Dependency injection through Guice enables plugins to access shared resources like HTTP clients, DNS resolvers, and payload generators without tight coupling. This makes testing easier—you can inject mock HTTP clients to unit test detection logic without making real network calls. The @Tsunami qualifier annotation marks framework-provided dependencies, making it clear which components come from the core scanner versus plugin-local dependencies.

Gotcha

The most significant limitation is the hard dependency on the Tsunami Scanner core framework. These plugins are not standalone tools—you cannot run them independently or integrate them into other security scanning pipelines without significant refactoring. This creates a chicken-and-egg problem: the plugin repository is only valuable if you’ve already committed to Tsunami, but many security teams are hesitant to adopt Tsunami without seeing the available detection capabilities first. If your organization has standardized on a different scanning platform like Nuclei or Nessus, these plugins provide reference implementations at best, not drop-in functionality.
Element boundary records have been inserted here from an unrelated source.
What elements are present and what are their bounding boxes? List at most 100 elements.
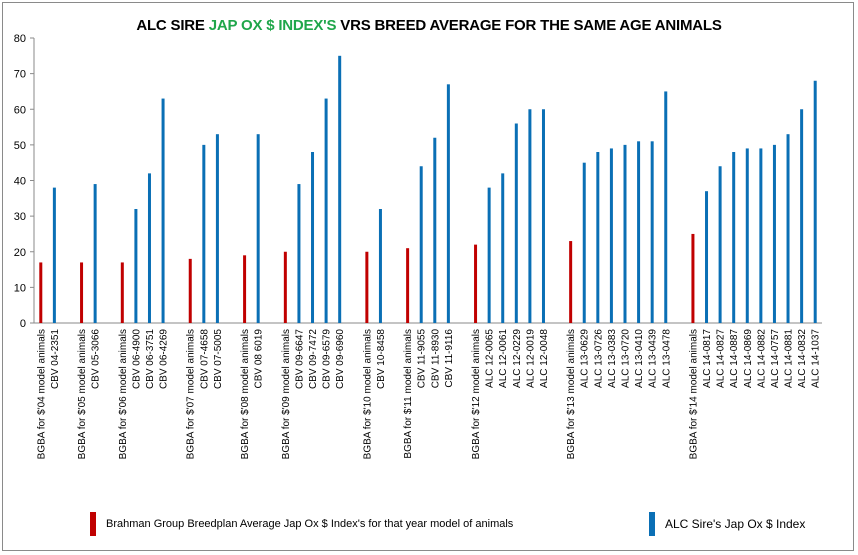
bar-sire bbox=[52, 187, 56, 323]
bar-sire bbox=[705, 191, 709, 323]
bar-sire bbox=[514, 123, 518, 323]
bar-sire bbox=[582, 162, 586, 323]
x-tick-label: ALC 14-0757 bbox=[770, 329, 781, 388]
bar-sire bbox=[786, 134, 790, 323]
bar-breed-average bbox=[243, 255, 247, 323]
x-tick-label: BGBA for $'08 model animals bbox=[240, 329, 251, 459]
legend-label-breed-average: Brahman Group Breedplan Average Jap Ox $… bbox=[106, 518, 514, 530]
y-tick-label: 30 bbox=[14, 211, 26, 223]
x-tick-label: CBV 04-2351 bbox=[50, 329, 61, 389]
legend-item-sire: ALC Sire's Jap Ox $ Index bbox=[649, 512, 805, 536]
bar-sire bbox=[637, 141, 641, 323]
legend-item-breed-average: Brahman Group Breedplan Average Jap Ox $… bbox=[90, 512, 513, 536]
bar-sire bbox=[623, 144, 627, 323]
bar-sire bbox=[215, 134, 219, 323]
x-tick-label: ALC 13-0439 bbox=[648, 329, 659, 388]
x-tick-label: CBV 06-3751 bbox=[145, 329, 156, 389]
x-tick-label: BGBA for $'05 model animals bbox=[77, 329, 88, 459]
x-tick-label: CBV 11-8930 bbox=[430, 329, 441, 389]
bar-sire bbox=[609, 148, 613, 323]
x-tick-label: CBV 06-4269 bbox=[159, 329, 170, 389]
x-tick-label: ALC 12-0019 bbox=[525, 329, 536, 388]
bar-sire bbox=[650, 141, 654, 323]
x-tick-label: ALC 12-0061 bbox=[498, 329, 509, 388]
chart-title: ALC SIRE JAP OX $ INDEX'S VRS BREED AVER… bbox=[0, 17, 858, 34]
x-tick-label: BGBA for $'06 model animals bbox=[118, 329, 129, 459]
x-tick-label: CBV 07-5005 bbox=[213, 329, 224, 389]
bar-sire bbox=[541, 109, 545, 323]
y-tick-label: 20 bbox=[14, 247, 26, 259]
bar-sire bbox=[528, 109, 532, 323]
x-tick-label: CBV 11-9055 bbox=[417, 329, 428, 389]
x-tick-label: BGBA for $'13 model animals bbox=[566, 329, 577, 459]
x-tick-label: ALC 14-0882 bbox=[756, 329, 767, 388]
bar-sire bbox=[446, 84, 450, 323]
x-tick-label: BGBA for $'11 model animals bbox=[403, 329, 414, 459]
x-tick-label: CBV 11-9116 bbox=[444, 329, 455, 388]
bar-breed-average bbox=[474, 244, 478, 323]
y-tick-label: 50 bbox=[14, 140, 26, 152]
x-tick-label: BGBA for $'07 model animals bbox=[186, 329, 197, 459]
bar-sire bbox=[800, 109, 804, 323]
bar-breed-average bbox=[39, 262, 43, 323]
bar-sire bbox=[311, 152, 315, 323]
y-tick-label: 60 bbox=[14, 104, 26, 116]
x-tick-label: CBV 08 6019 bbox=[254, 329, 265, 389]
x-tick-label: ALC 12-0065 bbox=[485, 329, 496, 388]
axes bbox=[33, 38, 822, 324]
x-tick-label: ALC 14-0827 bbox=[716, 329, 727, 388]
bar-sire bbox=[338, 55, 342, 323]
bar-breed-average bbox=[365, 251, 369, 323]
x-tick-label: ALC 14-1037 bbox=[811, 329, 822, 388]
x-tick-labels: BGBA for $'04 model animals CBV 04-2351 BG… bbox=[36, 329, 821, 460]
y-tick-label: 40 bbox=[14, 176, 26, 188]
bars bbox=[39, 55, 817, 323]
x-tick-label: ALC 13-0629 bbox=[580, 329, 591, 388]
x-tick-label: CBV 09-7472 bbox=[308, 329, 319, 389]
bar-breed-average bbox=[691, 233, 695, 323]
bar-breed-average bbox=[283, 251, 287, 323]
x-tick-label: CBV 07-4658 bbox=[199, 329, 210, 389]
y-tick-label: 10 bbox=[14, 282, 26, 294]
x-tick-label: BGBA for $'12 model animals bbox=[471, 329, 482, 459]
y-tick-label: 80 bbox=[14, 33, 26, 45]
bar-sire bbox=[93, 184, 97, 323]
x-tick-label: ALC 12-0229 bbox=[512, 329, 523, 388]
x-tick-label: ALC 13-0720 bbox=[621, 329, 632, 388]
title-part-1: ALC SIRE bbox=[136, 17, 209, 34]
bar-sire bbox=[147, 173, 151, 323]
legend-swatch-red bbox=[90, 512, 96, 536]
title-part-3: VRS BREED AVERAGE FOR THE SAME AGE ANIMA… bbox=[336, 17, 722, 34]
bar-sire bbox=[433, 137, 437, 323]
bar-sire bbox=[745, 148, 749, 323]
x-tick-label: ALC 14-0869 bbox=[743, 329, 754, 388]
x-tick-label: ALC 13-0383 bbox=[607, 329, 618, 388]
bar-sire bbox=[813, 80, 817, 323]
bar-sire bbox=[487, 187, 491, 323]
bar-breed-average bbox=[406, 248, 410, 323]
legend-swatch-blue bbox=[649, 512, 655, 536]
y-tick-labels: 0 10 20 30 40 50 60 70 80 bbox=[14, 33, 34, 330]
x-tick-label: BGBA for $'04 model animals bbox=[36, 329, 47, 459]
x-tick-label: CBV 09-6579 bbox=[322, 329, 333, 389]
bar-breed-average bbox=[569, 241, 573, 323]
bar-sire bbox=[419, 166, 423, 323]
bar-breed-average bbox=[188, 258, 192, 323]
bar-sire bbox=[759, 148, 763, 323]
legend-label-sire: ALC Sire's Jap Ox $ Index bbox=[665, 517, 806, 531]
bar-sire bbox=[256, 134, 260, 323]
x-tick-label: ALC 13-0410 bbox=[634, 329, 645, 388]
x-tick-label: CBV 05-3066 bbox=[91, 329, 102, 389]
bar-sire bbox=[596, 152, 600, 323]
bar-sire bbox=[732, 152, 736, 323]
bar-sire bbox=[378, 209, 382, 323]
x-tick-label: ALC 13-0478 bbox=[661, 329, 672, 388]
y-tick-label: 0 bbox=[20, 318, 26, 330]
x-tick-label: CBV 10-8458 bbox=[376, 329, 387, 389]
x-tick-label: BGBA for $'14 model animals bbox=[688, 329, 699, 459]
bar-sire bbox=[664, 91, 668, 323]
x-tick-label: ALC 14-0881 bbox=[784, 329, 795, 388]
x-tick-label: CBV 09-6647 bbox=[294, 329, 305, 389]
The Java implementation creates a barrier to entry for many security researchers who would otherwise contribute plugins. The modern security community gravitates toward Python or Go for tooling, and requiring Java knowledge, Gradle build configuration, and Guice dependency injection significantly narrows the contributor pool. You can see this reflected in the relatively slow pace of community contributions compared to YAML-based template repositories like nuclei-templates, which have thousands of community-contributed detectors. The build system uses Bazel, which adds another layer of complexity—expect to spend time wrestling with BUILD files and dependency declarations before you successfully compile your first plugin. Documentation within the repository is sparse; you’ll need to reference the main Tsunami documentation site and read existing plugin source code to understand patterns and best practices.

Verdict

Use if: You’re already running Tsunami Security Scanner in your security pipeline and need coverage for AI/ML infrastructure vulnerabilities that traditional scanners miss. The specialized detectors for MLflow, Ray, Gradio, and similar platforms provide real value that’s hard to find elsewhere. Also use this if you’re building security tooling for organizations heavily invested in data science infrastructure—the plugin source code serves as excellent reference implementations for detecting ML platform vulnerabilities, even if you’re targeting a different scanner. Skip if: You haven’t adopted Tsunami as your primary scanning framework, your security team lacks Java expertise, or you need general-purpose vulnerability detection rather than specialized ML platform coverage. The barrier to entry is too high if you’re just exploring options. Also skip if you need rapid iteration on new detectors—YAML-based template systems like Nuclei will get you to production detection faster. Consider this a specialized tool for organizations with specific AI/ML security requirements and existing Tsunami investments, not a general-purpose starting point for vulnerability scanning.